At the last MySQL Conference, during the Drizzle Developer Day, Monty Taylor pointed out that we were missing something. There was no "send error messages to the syslog" plugin. Oops.

Now there is.

I've completely replaced the plugin/logging_syslog module with a new plugin/syslog module that contains three plugins. In addition to a rewritten "query log to syslog", there is "error messages to syslog", and also a new SQL function SYSLOG(facility, priority, text).

I've pushed the work up to launchpad, and I'm confident that after review and possibly some tweaks, it will be integrated with Drizzle.

Documentation and examples for using this new module are in upcoming posts.

2010-06-08

Centralized Social Networking vs One Social Web, and Cloud Computing

A few weeks ago, at the 10th Internet Identity Workshop in Mountain View, I watched an impressive demo of the reference implementation of the One Social Web design.

It's a fully decentralized full federated "Facebook". I was amazed. It can do everything that Facebook can, it has far better trust model than "Trust Mark Zucherberg's ethics", it scales without polling, it uses simple open network protocols, and the reference implementation is open source.

Since before and while the Diaspora people have been collecting money via Kickstarter and giving interviews to the public media, the OSW people have designed a good scalable network protocol based on proven components and designs, and have written running code.

Huge centralized systems like Facebook and Twitter have been driving the creation of some pretty neat technology, which they have been forced to use because of their gigantic size and load and growth.
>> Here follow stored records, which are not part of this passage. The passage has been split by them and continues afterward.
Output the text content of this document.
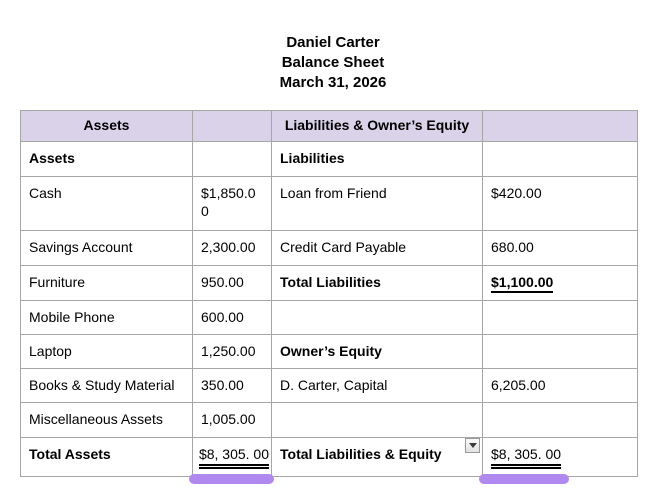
Daniel Carter
Balance Sheet
March 31, 2026
Assets		Liabilities & Owner’s Equity	
Assets		Liabilities	
Cash	$1,850.00	Loan from Friend	$420.00
Savings Account	2,300.00	Credit Card Payable	680.00
Furniture	950.00	Total Liabilities	$1,100.00
Mobile Phone	600.00		
Laptop	1,250.00	Owner’s Equity	
Books & Study Material	350.00	D. Carter, Capital	6,205.00
Miscellaneous Assets	1,005.00		
Total Assets	$8, 305. 00	Total Liabilities & Equity	$8, 305. 00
Engineering effort that use to be used to add value and features are now instead consumed to just stay alive and running. These huge systems tend to run in their own data centers because at that scale it makes sense, for the same reason that Coca-Cola runs their own water treatment plants.

But, if a system can federate into small pieces then it does not have to go to such heroic efforts as it grows. The implementations can have simpler designs, and more straightforward code that is easier to develop and maintain. They are "small pieces, loosely joined", and "Fast, Cheap, and Out of Control", to invoke some proven patterns. They can keep growing when the centralized systems fail. They can handle the load of ten billion people and a trillion devices.
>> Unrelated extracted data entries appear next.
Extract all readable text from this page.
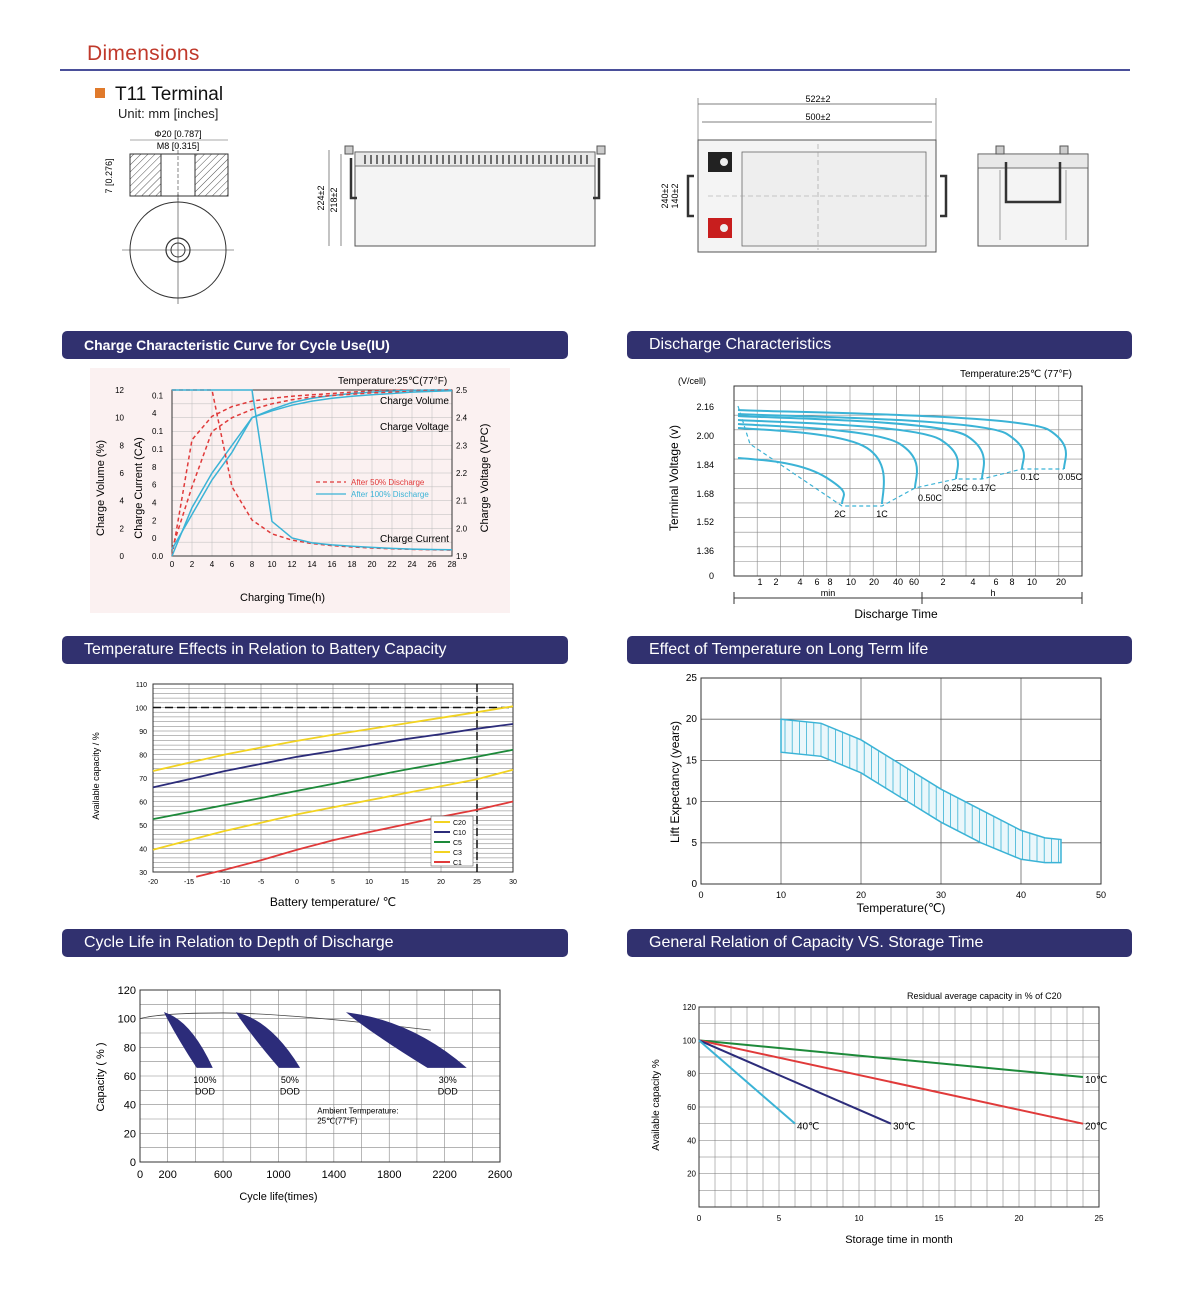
Dimensions
T11 Terminal
Unit: mm [inches]
Φ20 [0.787]
M8 [0.315]
7 [0.276]
224±2 218±2
522±2
500±2
240±2 140±2
Charge Characteristic Curve for Cycle Use(IU)	Discharge Characteristics
Temperature Effects in Relation to Battery Capacity	Effect of Temperature on Long Term life
Cycle Life in Relation to Depth of Discharge	General Relation of Capacity VS. Storage Time
Temperature:25℃(77°F)
0 2 4 6 8 10 12 14 16 18 20 22 24 26 28
0
2
4
6
8
10
12
0.0
0
2
4
6
8
0.1
0.1
4
0.1
1.9
2.0
2.1
2.2
2.3
2.4
2.5
Charging Time(h)
Charge Volume (%) Charge Current (CA)	Charge Voltage (VPC)
Charge Volume
Charge Voltage
Charge Current
After 50% Discharge
After 100% Discharge
Temperature:25℃ (77°F)
(V/cell)
0
1.36
1.52
1.68
1.84
2.00
2.16
1 2 4 6 8 10 20 40 60 2	4 6 8 10 20
min	h
Discharge Time
Terminal Voltage (v)	2C	1C
0.50C
0.25C 0.17C
0.1C 0.05C
-20	-15	-10	-5	0	5	10	15	20	25	30
30
40
50
60
70
80
90
100
110
Battery temperature/ ℃
Available capacity / %
C20
C10
C5
C3
C1
0	10	20	30	40	50
0
5
10
15
20
25
Temperature(℃)
Lift Expectancy (years)
100%
DOD
50%
DOD
30%
DOD
0 200	600	1000	1400	1800	2200	2600
0
20
40
60
80
100
120
Cycle life(times)
Capacity ( % )	Ambient Termperature:
25℃(77°F)
Residual average capacity in % of C20
10℃
20℃
30℃
40℃
0	5	10	15	20	25
20
40
60
80
100
120
Storage time in month
Available capacity %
I've preached all these points before. But now I come to the point that occurred to me today:

These federated systems work very well with hosting providers and with cloud computing systems. They require basic off-the-rack system administration skills, and can be designed to use basic cloud infrastructure APIs and components.
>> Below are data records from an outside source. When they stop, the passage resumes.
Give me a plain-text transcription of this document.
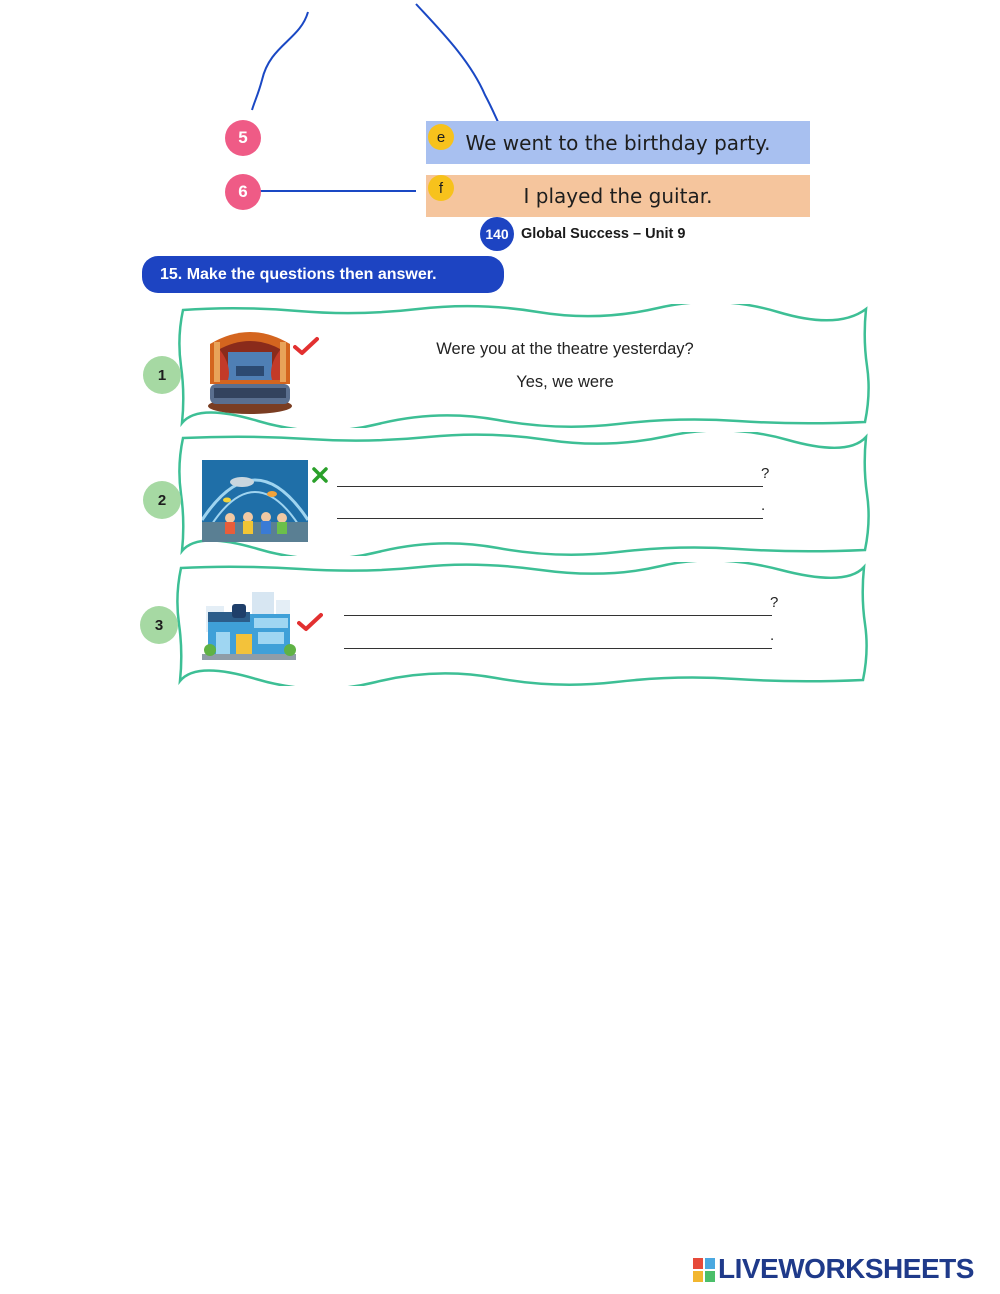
5
6
e	We went to the birthday party.
f	I played the guitar.
140 Global Success – Unit 9
15. Make the questions then answer.
1
Were you at the theatre yesterday?
Yes, we were
2
?
.
3
?
.
LIVEWORKSHEETS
If you bring up a OWS node, you could run it on a junk machine under your desk. But when you start depending on having it be stable and managed, it makes since to let Rackspace Slicehost or Aamzon AWS EC2 run it for you.

Feh on "Expedited Border Crossing Schemes"

I just got spammed with an invitation to join "Flux", which appears to be yet another Expedited Border Crossing Scheme, this time between the US and the Netherlands.

I think that the proliferation of all these special pairwise expedited border crossing schemes is stupid. Each one has it's own special set of requirements, each one has it's own special treaty basis, each one has it's own fee, each one has its own special kiosk, each one has it's own database (of varying, unproven, and opaque security), and each one issues it own special card. And they all are exist only as workarounds to bypass the idiotic assinine border paranoia and xenophobia zeitgeist that infest the current system international border control and visas (of which my own country, the US, is one of the very worst offenders).

If we are going to have an international "trusted traveller" scheme, make it much more useful and general. That is, one that lets me use the TSA "registered traveller" inside the US, and also gives me a visa and expedited entry into all of NAFTA, the Commonwealth countries (UK,CA,AU,NZ), and the Schengen Area, and so forth. Also, it shouldn't have it's own special card, but instead can just be accessed via the barcode on my passport, or if the PTBs really insist, a biometric enhanced passport.

But for now, I will give Flux a pass, just like I've given SENTRI and NEXUS and TSART a pass.